As well as camel-chinos, camel lattes and camel mochas, you'll find various camel teas (iced and hot) on the Camellos menu, as well as three different camel shakes (strawberry, vanilla and chocolate). Bastaki says that these proved particularly popular with children when they were tried out recently at Modesh World 2012. "If you tell children to drink camel milk then they're likely to refuse. But from what we saw, if you give it to them in the form of a shake they enjoy it a lot and don't even realise it's camel milk," he says.

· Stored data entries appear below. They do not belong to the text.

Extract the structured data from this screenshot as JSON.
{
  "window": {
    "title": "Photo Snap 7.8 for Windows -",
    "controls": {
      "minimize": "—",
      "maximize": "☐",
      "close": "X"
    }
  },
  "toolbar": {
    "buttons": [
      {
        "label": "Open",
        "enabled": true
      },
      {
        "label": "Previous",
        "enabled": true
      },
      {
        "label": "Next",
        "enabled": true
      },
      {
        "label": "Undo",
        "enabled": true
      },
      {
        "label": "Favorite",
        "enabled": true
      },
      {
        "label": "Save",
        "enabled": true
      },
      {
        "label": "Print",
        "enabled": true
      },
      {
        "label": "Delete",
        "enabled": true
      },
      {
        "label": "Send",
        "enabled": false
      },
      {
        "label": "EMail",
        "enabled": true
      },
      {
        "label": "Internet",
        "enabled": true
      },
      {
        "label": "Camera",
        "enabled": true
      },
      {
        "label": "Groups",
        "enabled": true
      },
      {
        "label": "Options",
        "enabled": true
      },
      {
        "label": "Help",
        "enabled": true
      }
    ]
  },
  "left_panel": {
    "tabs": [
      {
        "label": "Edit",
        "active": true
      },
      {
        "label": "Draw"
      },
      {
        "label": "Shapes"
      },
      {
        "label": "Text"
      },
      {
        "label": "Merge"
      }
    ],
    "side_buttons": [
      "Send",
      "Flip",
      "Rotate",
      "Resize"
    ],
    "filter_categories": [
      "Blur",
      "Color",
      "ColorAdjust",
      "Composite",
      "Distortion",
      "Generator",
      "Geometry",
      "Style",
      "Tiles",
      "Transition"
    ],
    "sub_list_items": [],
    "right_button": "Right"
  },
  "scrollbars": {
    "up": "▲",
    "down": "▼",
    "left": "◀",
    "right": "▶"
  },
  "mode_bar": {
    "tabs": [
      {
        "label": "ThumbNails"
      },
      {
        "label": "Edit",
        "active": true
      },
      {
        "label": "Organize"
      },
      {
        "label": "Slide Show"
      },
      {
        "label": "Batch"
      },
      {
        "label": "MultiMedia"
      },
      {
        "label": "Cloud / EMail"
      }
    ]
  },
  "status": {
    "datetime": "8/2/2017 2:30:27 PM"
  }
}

Other items on the Camellos menu include camel milk gelato (strawberry, vanilla and a chocolate flavour made, of course, from camel chocolate), a camel cheese sandwich and camel fajita sandwiches. Plans are also in motion to create a line of sweets and pastries made from camel milk.
Bastaki says the additional Dh2 that customers are asked to pay for a drink made from camel milk as opposed to cow's (Dh14 for a small latte, rather than Dh12) is because of the fact that production is more difficult and that all the milk needs to come from the same factory, otherwise the flavour differs too much.
He also explains that camel milk needs to be treated slightly differently to cow's milk: "We have worked to discover the specific blend of coffee that complements the milk best and to find out exactly what temperature the milk needs to be heated to so that it doesn't burn, but neither is it watery. This is different from cow's milk."
When it comes to doing a taste test, Bastaki says most people can't actually differentiate between a coffee made from camel milk and one made from cow's milk. With that in mind and given the well-documented health benefits of camel milk - it is high in vitamins B and C, low in fat, high in protein and is believed to help in controlling diabetes - it may be well worth giving a camel latte a whirl.